Les travaux de la Conférence internationale sur la protection et la revitalisation de la Casbah d’Alger se sont ouverts, hier  dimanche, à Alger, en présence d’experts algériens et étrangers.

Organisée par le ministère de la Culture à l’hôtel « El Aurassi » en collaboration avec l’UNESCO, cette rencontre de trois jours verra l’organisation de plusieurs conférences où seront présentées les  expériences de plusieurs pays en matière de préservation du patrimoine.
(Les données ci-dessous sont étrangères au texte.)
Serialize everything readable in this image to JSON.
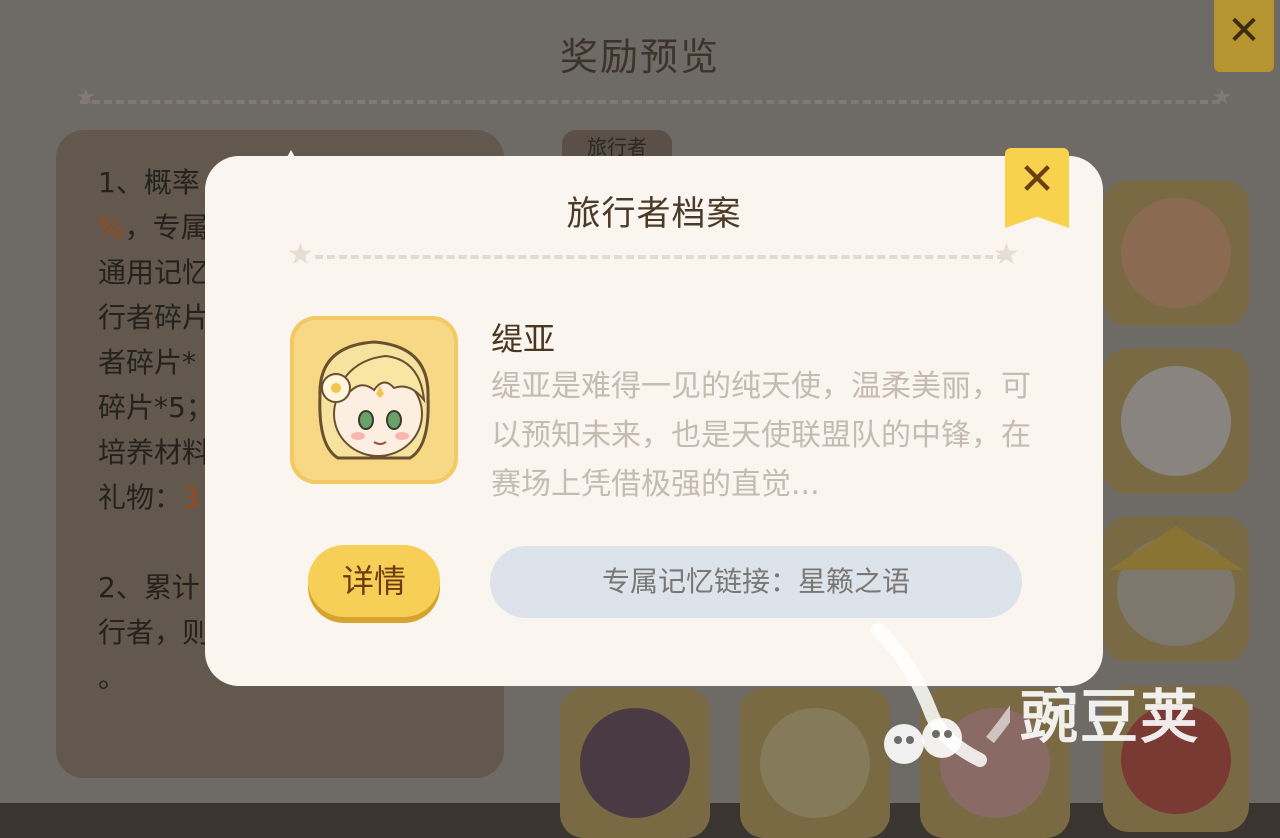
{
  "background": {
    "title": "奖励预览",
    "tab_label": "旅行者",
    "rules_lines": [
      {
        "text": "1、概率"
      },
      {
        "text": "%，专属",
        "highlight": "%"
      },
      {
        "text": "通用记忆"
      },
      {
        "text": "行者碎片"
      },
      {
        "text": "者碎片*"
      },
      {
        "text": "碎片*5；"
      },
      {
        "text": "培养材料"
      },
      {
        "text": "礼物：3",
        "highlight": "3"
      },
      {
        "text": ""
      },
      {
        "text": "2、累计"
      },
      {
        "text": "行者，则"
      },
      {
        "text": "。"
      }
    ]
  },
  "modal": {
    "title": "旅行者档案",
    "character_name": "缇亚",
    "character_description": "缇亚是难得一见的纯天使，温柔美丽，可以预知未来，也是天使联盟队的中锋，在赛场上凭借极强的直觉...",
    "detail_button_label": "详情",
    "memory_link_label": "专属记忆链接：星籁之语"
  },
  "watermark": {
    "text": "豌豆荚"
  },
  "colors": {
    "accent_yellow": "#f7cf57",
    "modal_bg": "#fbf5ef",
    "pill_bg": "#dde3ea"
  }
}
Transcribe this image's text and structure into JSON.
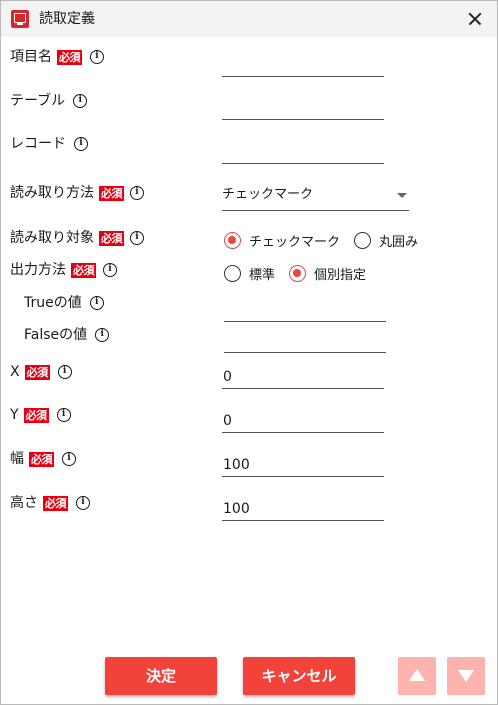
{
  "window": {
    "title": "読取定義"
  },
  "required_tag": "必須",
  "info_glyph": "i",
  "fields": {
    "item_name": {
      "label": "項目名",
      "value": ""
    },
    "table": {
      "label": "テーブル",
      "value": ""
    },
    "record": {
      "label": "レコード",
      "value": ""
    },
    "read_method": {
      "label": "読み取り方法",
      "selected": "チェックマーク"
    },
    "read_target": {
      "label": "読み取り対象",
      "options": [
        "チェックマーク",
        "丸囲み"
      ],
      "selected": "チェックマーク"
    },
    "output_method": {
      "label": "出力方法",
      "options": [
        "標準",
        "個別指定"
      ],
      "selected": "個別指定"
    },
    "true_value": {
      "label": "Trueの値",
      "value": ""
    },
    "false_value": {
      "label": "Falseの値",
      "value": ""
    },
    "x": {
      "label": "X",
      "value": "0"
    },
    "y": {
      "label": "Y",
      "value": "0"
    },
    "width": {
      "label": "幅",
      "value": "100"
    },
    "height": {
      "label": "高さ",
      "value": "100"
    }
  },
  "buttons": {
    "ok": "決定",
    "cancel": "キャンセル"
  },
  "colors": {
    "accent": "#f2433a",
    "required_bg": "#e60012",
    "radio_on": "#e8473f",
    "disabled_arrow": "#ffb3af"
  }
}
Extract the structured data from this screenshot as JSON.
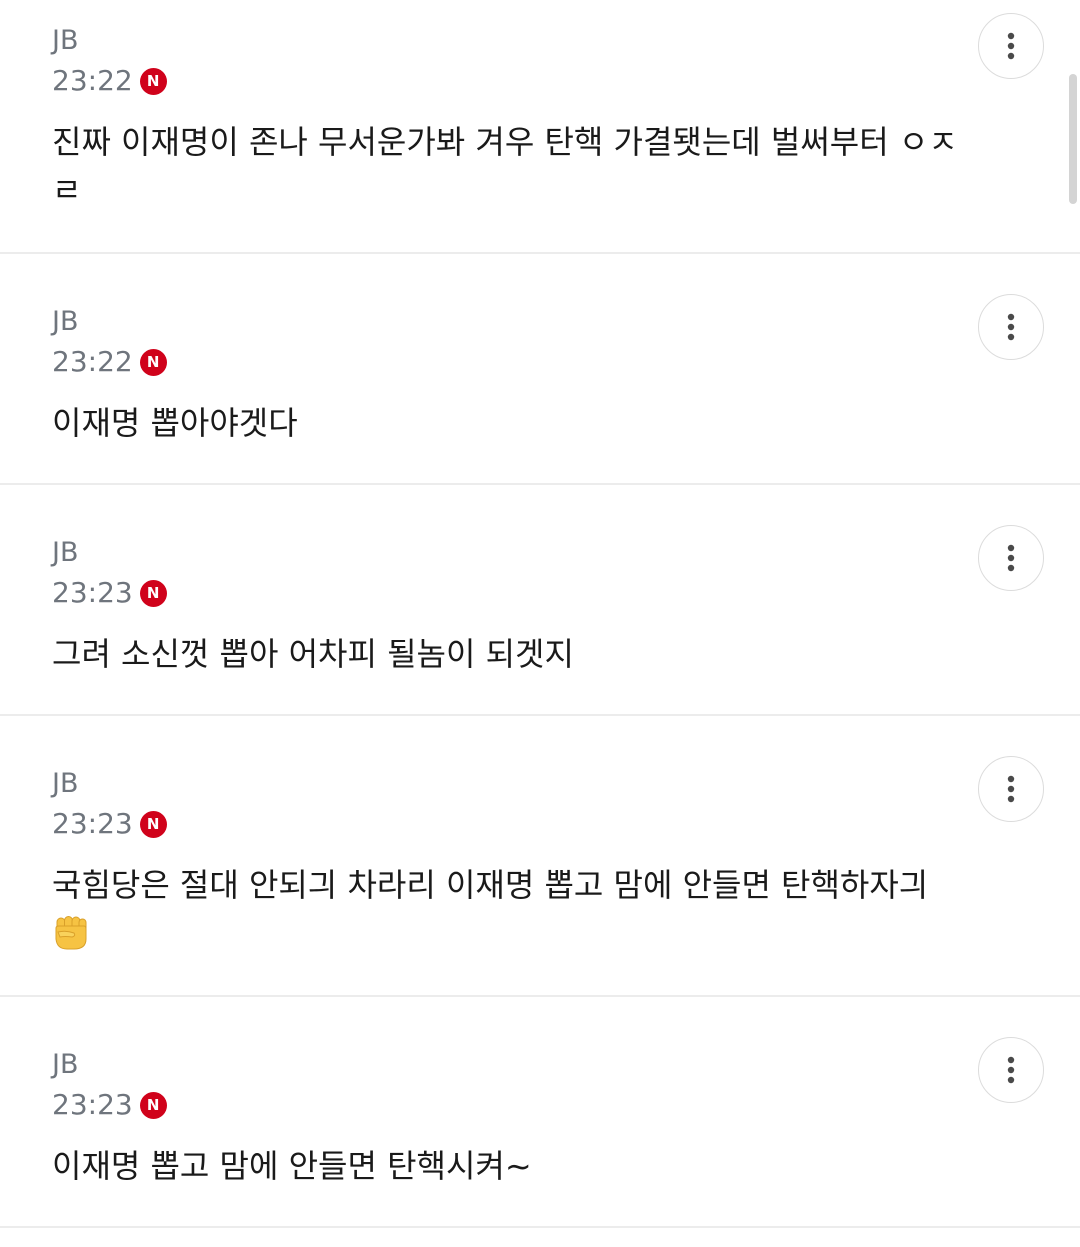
{
  "comments": [
    {
      "author": "JB",
      "time": "23:22",
      "badge": "N",
      "text": "진짜 이재명이 존나 무서운가봐 겨우 탄핵 가결됏는데 벌써부터 ㅇㅈㄹ",
      "emoji": ""
    },
    {
      "author": "JB",
      "time": "23:22",
      "badge": "N",
      "text": "이재명 뽑아야겟다",
      "emoji": ""
    },
    {
      "author": "JB",
      "time": "23:23",
      "badge": "N",
      "text": "그려 소신껏 뽑아 어차피 될놈이 되겟지",
      "emoji": ""
    },
    {
      "author": "JB",
      "time": "23:23",
      "badge": "N",
      "text": "국힘당은 절대 안되긔 차라리 이재명 뽑고 맘에 안들면 탄핵하자긔",
      "emoji": "raised-fist-icon"
    },
    {
      "author": "JB",
      "time": "23:23",
      "badge": "N",
      "text": "이재명 뽑고 맘에 안들면 탄핵시켜~",
      "emoji": ""
    }
  ],
  "icons": {
    "more": "more-vertical-icon",
    "new_badge": "new-badge-icon"
  },
  "colors": {
    "badge": "#d0021b",
    "meta_text": "#6f757d",
    "body_text": "#1a1a1a",
    "divider": "#ececec"
  }
}
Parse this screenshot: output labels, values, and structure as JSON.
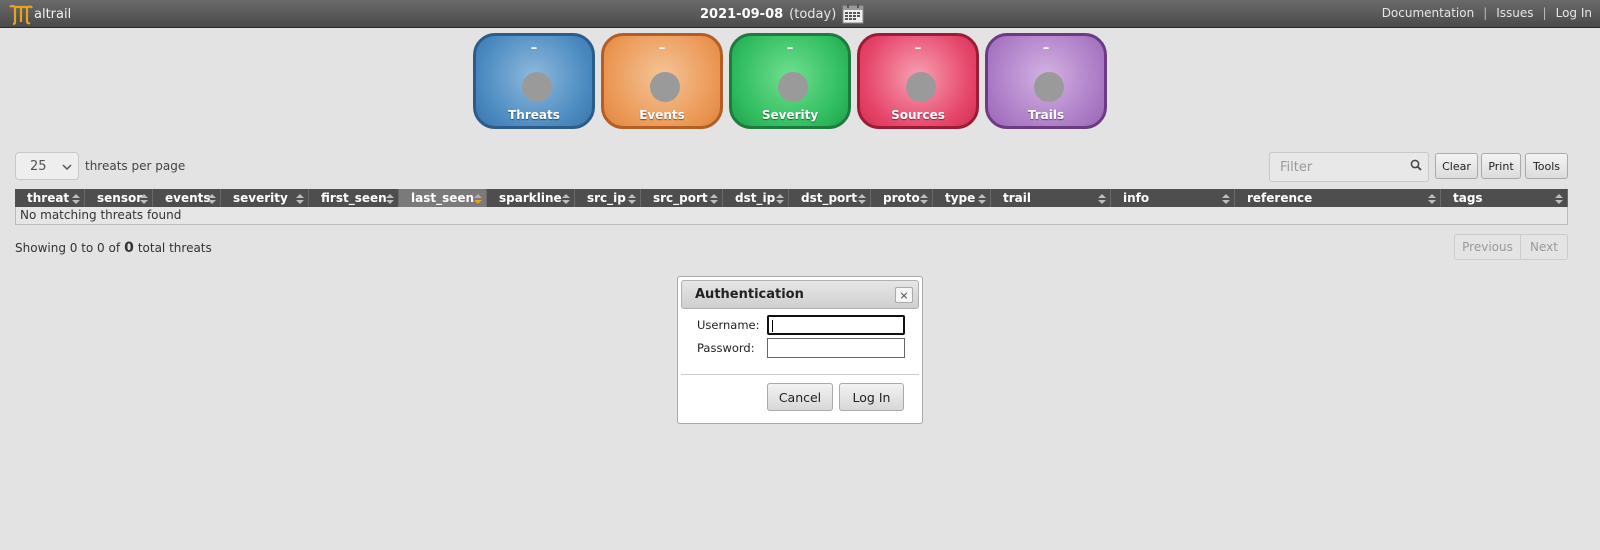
{
  "header": {
    "logo_text": "altrail",
    "logo_icon": "maltrail-logo-icon",
    "date": "2021-09-08",
    "date_suffix": "(today)",
    "calendar_icon": "calendar-icon",
    "links": [
      "Documentation",
      "Issues",
      "Log In"
    ],
    "separator": "|"
  },
  "tiles": [
    {
      "label": "Threats",
      "value": "–"
    },
    {
      "label": "Events",
      "value": "–"
    },
    {
      "label": "Severity",
      "value": "–"
    },
    {
      "label": "Sources",
      "value": "–"
    },
    {
      "label": "Trails",
      "value": "–"
    }
  ],
  "controls": {
    "per_page_value": "25",
    "per_page_label": "threats per page",
    "filter_placeholder": "Filter",
    "buttons": [
      "Clear",
      "Print",
      "Tools"
    ]
  },
  "table": {
    "columns": [
      "threat",
      "sensor",
      "events",
      "severity",
      "first_seen",
      "last_seen",
      "sparkline",
      "src_ip",
      "src_port",
      "dst_ip",
      "dst_port",
      "proto",
      "type",
      "trail",
      "info",
      "reference",
      "tags"
    ],
    "sorted_column": "last_seen",
    "empty_message": "No matching threats found"
  },
  "footer": {
    "showing_prefix": "Showing 0 to 0 of",
    "total": "0",
    "showing_suffix": "total threats",
    "previous": "Previous",
    "next": "Next"
  },
  "dialog": {
    "title": "Authentication",
    "close": "×",
    "username_label": "Username:",
    "password_label": "Password:",
    "username_value": "",
    "password_value": "",
    "cancel": "Cancel",
    "login": "Log In"
  },
  "colors": {
    "threats": "#4a8ac0",
    "events": "#ec9855",
    "severity": "#2fbc5e",
    "sources": "#e6456a",
    "trails": "#ac7cc6"
  }
}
La Casbah d’Alger a été classée, en 1992, par l’UNESCO, patrimoine mondial.

La  conférence qui a pour thème « préservation et revitalisation de la Casbah d’Alger, un site du patrimoine mondial », permettra d’aborder pendant 3 jours  les questions ayant trait à la protection, la gestion, la réhabilitation du tissu urbain de la Casbah et la revitalisation de son tissu socio-économique conformément aux recommandations de l’UNESCO en la matière.

 

Les associations en faveur d’une gestion solidaire

Lors  de la première journée, les associations représentées par la présidente de l' »Association sauvons la Casbah d’Alger » (Asca), Houria Bouhired, ont présenté des recommandations aux pouvoirs publics en charge de la réhabilitation du site historique classé en 1992 au patrimoine mondial de l’humanité.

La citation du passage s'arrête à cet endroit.